New districts take effect in the fall, when voters across the city will elect a council president, and individual members will be elected in Districts 2, 4 and 6.
While not necessarily unique -- or frankly as egregious as the 2010 threat of State Sen. Malcolm Smith (D-Queens) to redistrict State Senate Republicans into "oblivion" -- this sort of self-interest is all too common as leaders gerrymander, manipulate and carve up communities for their own benefit.
For sure, there will be some changes throughout the city's six council districts. Yonkers has witnessed significant growth in its Hispanic population, which is nearing 68,000, and a slight drop in its white population, which is still over the 100,000 mark. But over all, Yonkers is still has nearly 200,000 residents, as it did 10 years ago. Redistricting shouldn't require wholesale changes, so much as logical shifts to reflect changing demographics.
The city has hired a consultant and promised a series of public hearings before it adopts a final set of boundaries -- expected by February -- but even those measures can't safeguard the process from its partisan nature.

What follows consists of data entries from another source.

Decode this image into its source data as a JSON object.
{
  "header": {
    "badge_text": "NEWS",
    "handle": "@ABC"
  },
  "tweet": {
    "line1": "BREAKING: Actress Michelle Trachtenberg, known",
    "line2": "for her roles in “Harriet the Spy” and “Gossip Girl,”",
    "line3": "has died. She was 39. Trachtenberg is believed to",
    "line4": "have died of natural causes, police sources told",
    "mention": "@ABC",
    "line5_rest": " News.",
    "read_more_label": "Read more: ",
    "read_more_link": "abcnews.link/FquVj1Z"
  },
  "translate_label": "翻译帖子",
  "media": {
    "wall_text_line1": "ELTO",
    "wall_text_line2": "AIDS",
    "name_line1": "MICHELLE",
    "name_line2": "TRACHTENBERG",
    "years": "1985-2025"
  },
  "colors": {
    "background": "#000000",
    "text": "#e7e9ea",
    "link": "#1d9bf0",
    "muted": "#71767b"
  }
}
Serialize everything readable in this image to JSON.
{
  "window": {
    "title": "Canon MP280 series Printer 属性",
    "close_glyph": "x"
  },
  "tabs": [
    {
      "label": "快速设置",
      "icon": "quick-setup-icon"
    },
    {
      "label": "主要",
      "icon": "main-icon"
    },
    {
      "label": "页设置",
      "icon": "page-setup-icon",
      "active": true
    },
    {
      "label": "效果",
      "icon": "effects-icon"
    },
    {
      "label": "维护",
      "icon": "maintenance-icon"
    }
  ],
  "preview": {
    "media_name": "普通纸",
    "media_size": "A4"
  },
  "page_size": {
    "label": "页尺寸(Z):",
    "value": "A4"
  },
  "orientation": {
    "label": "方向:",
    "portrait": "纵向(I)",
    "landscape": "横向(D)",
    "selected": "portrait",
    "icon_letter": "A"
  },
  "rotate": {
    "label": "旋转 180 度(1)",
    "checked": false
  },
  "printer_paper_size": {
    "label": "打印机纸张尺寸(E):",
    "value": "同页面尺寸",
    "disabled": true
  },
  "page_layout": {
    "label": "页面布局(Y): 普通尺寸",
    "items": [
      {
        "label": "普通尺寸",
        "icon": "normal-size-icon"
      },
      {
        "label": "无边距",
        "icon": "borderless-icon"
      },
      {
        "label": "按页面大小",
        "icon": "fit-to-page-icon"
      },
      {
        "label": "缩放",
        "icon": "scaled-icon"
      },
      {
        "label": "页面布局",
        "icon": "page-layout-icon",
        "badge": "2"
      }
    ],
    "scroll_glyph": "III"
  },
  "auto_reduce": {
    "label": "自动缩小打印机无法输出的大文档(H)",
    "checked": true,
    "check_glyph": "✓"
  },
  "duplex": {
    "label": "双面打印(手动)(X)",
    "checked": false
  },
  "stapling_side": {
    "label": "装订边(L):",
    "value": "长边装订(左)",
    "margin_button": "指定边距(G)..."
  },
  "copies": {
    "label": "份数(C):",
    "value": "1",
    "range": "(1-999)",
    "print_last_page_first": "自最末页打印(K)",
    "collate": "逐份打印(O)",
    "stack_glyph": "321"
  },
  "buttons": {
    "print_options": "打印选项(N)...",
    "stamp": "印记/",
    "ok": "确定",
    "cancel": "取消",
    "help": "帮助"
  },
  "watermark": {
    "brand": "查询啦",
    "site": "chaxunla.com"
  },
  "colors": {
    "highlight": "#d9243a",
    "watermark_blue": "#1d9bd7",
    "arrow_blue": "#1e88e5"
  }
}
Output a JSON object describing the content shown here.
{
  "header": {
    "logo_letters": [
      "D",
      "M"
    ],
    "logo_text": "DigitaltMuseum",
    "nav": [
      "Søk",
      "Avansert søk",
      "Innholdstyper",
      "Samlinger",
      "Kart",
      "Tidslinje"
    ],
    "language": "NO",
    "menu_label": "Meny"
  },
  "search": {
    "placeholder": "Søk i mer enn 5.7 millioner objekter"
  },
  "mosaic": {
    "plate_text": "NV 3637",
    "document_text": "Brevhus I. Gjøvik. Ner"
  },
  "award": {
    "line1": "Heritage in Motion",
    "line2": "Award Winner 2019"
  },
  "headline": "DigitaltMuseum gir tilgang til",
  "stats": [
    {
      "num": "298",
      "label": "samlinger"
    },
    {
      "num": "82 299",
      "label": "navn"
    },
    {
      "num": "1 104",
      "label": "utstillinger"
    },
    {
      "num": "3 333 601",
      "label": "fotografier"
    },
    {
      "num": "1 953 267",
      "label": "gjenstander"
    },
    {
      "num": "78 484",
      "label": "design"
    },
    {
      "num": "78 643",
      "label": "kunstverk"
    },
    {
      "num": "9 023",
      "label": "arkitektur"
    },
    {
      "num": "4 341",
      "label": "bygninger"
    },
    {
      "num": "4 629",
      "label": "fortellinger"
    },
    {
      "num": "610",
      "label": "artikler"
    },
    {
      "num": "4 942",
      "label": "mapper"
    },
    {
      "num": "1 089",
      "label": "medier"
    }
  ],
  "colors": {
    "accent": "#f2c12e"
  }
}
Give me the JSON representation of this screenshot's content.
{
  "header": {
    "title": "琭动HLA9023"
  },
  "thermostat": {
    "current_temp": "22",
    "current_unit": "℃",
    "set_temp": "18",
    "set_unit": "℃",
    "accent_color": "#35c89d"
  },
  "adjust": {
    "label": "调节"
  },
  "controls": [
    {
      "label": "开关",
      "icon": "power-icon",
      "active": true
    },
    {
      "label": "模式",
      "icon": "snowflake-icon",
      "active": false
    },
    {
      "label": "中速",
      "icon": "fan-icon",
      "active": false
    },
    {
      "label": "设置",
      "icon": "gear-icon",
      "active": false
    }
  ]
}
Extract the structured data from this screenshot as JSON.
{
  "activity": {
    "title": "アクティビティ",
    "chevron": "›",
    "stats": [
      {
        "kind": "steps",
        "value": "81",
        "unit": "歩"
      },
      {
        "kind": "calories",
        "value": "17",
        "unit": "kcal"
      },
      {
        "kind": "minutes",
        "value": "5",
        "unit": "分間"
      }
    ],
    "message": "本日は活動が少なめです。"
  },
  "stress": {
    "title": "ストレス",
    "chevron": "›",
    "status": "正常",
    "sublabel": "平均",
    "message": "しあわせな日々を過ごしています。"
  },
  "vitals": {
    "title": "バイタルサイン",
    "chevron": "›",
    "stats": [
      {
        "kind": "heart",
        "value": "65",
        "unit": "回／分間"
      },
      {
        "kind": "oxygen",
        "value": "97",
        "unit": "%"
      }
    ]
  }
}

Let's hope Yonkers leaders aren't as brazen as their state counterparts, who carved out voting blocs to protect themselves from challengers. In one of the more flagrant offenses, the Town of Ossining, a Democratic stronghold, was lumped in with Rockland County across the Hudson River, providing Democrat Sen. David Carlucci with more party members in his district, while removing them from Republican Sen. Greg Ball’s turf. (In the end, both were re-elected this past November.) And there are plenty more examples like that.
Incumbency protection isn't supposed to be the endgame of redistricting. Neither is knocking off looming challengers. Council members ought to set a high bar and remember that the goal is to ensure equal and fair representation for voters -- and then to do their best to earn those votes.